Duke DBGroup Logo

CPS 216: Advanced Database Systems
(Data-Intensive Computing Systems, Fall 2010)

Course information
Course schedule and notes
Assignments
Readings
Project
Extra Materials

Assignment 1

The first Programming Assignment has three parts A, B, and C. The deadline for this assignment is Sept 17, 5.00 PM.

Part A

Page 20 (Chapter 2) of the handout on Hadoop gives a MapReduce program that computes the maximum temperature per year for the NCDC dataset. Write a program to compute the average temperature per year for the same dataset. Is there a simple way to add a combiner to your program?
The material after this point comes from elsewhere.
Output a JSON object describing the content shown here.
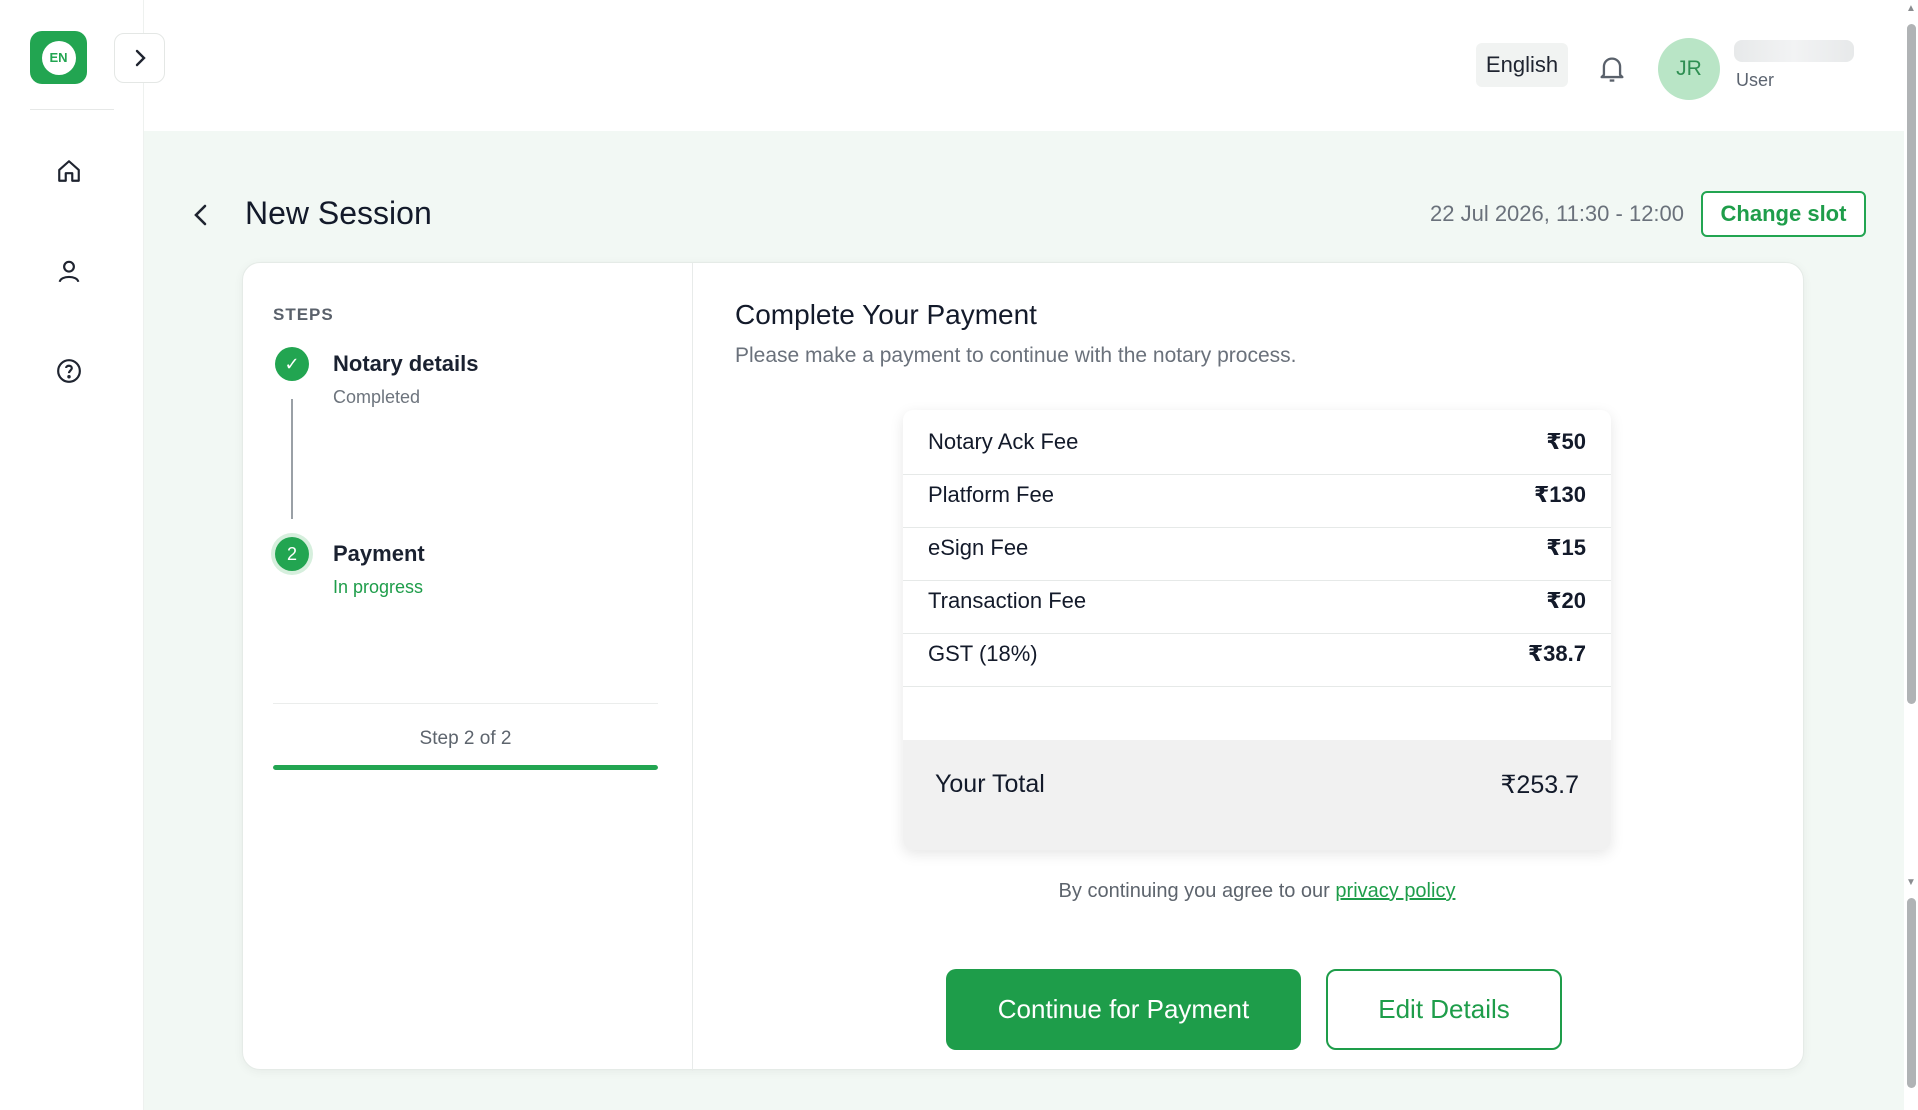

You can use the NCDC data at /cps216/common/NCDC to test your program.

Part B

In this part, you will write a MapReduce program to do word count (i.e., count the number of occurrences of each word) for the datasets stored at /cps216/common/TPC-DS on the Duke Hadoop cluster. Note that the words in these datasets are separated by the delimitter string "|" (pipe character). For example, the first line of /cps216/common/TPC-DS/customer.dat is:

1|AAAAAAAABAAAAAAA|980124|7135|32946|2452238|2452208|Mr.|Javier|Lewis|Y|9|12|1936|CHILE||Javier.Lewis@VFAxlnZEvOx.org|2452508|

The first word on this line is "1". The second word is "AAAAAAAABAAAAAAA". The third word is "980124", and so on.

Part C

This part involves some fun MapReduce processing using the White House Visitor Log. You can find the dataset at:
http://www.whitehouse.gov/files/disclosures/visitors/WhiteHouse-WAVES-Released-0827.csv

First download this dataset and copy it to HDFS (e.g., in the /usr/research/home/USERNAME directory, where USERNAME is replaced with your user name). Use the copyFromLocal command described at:
http://hadoop.apache.org/common/docs/r0.20.2/hdfs_shell.html

The attributes in this dataset are described at:
http://www.whitehouse.gov/files/disclosures/visitors/WhiteHouse-WAVES-Key-1209.txt
Also, you can see a spreadsheet of the data at:
http://www.whitehouse.gov/briefing-room/disclosures/visitor-records

You are required to write efficient MapReduce programs to find the following information:

(i) The 10 most frequent visitors (NAMELAST, NAMEFIRST, NAMEMID) to the White House.

(ii) The 10 most frequently visited people (visitee_namelast, visitee_namefirst) in the White House.

(iii) The 10 most frequent visitor-visitee combinations.

(iv) Some other interesting statistic that you can think of.

Throughout this programming assignment, do not limit your programs to run with a single reduce task only.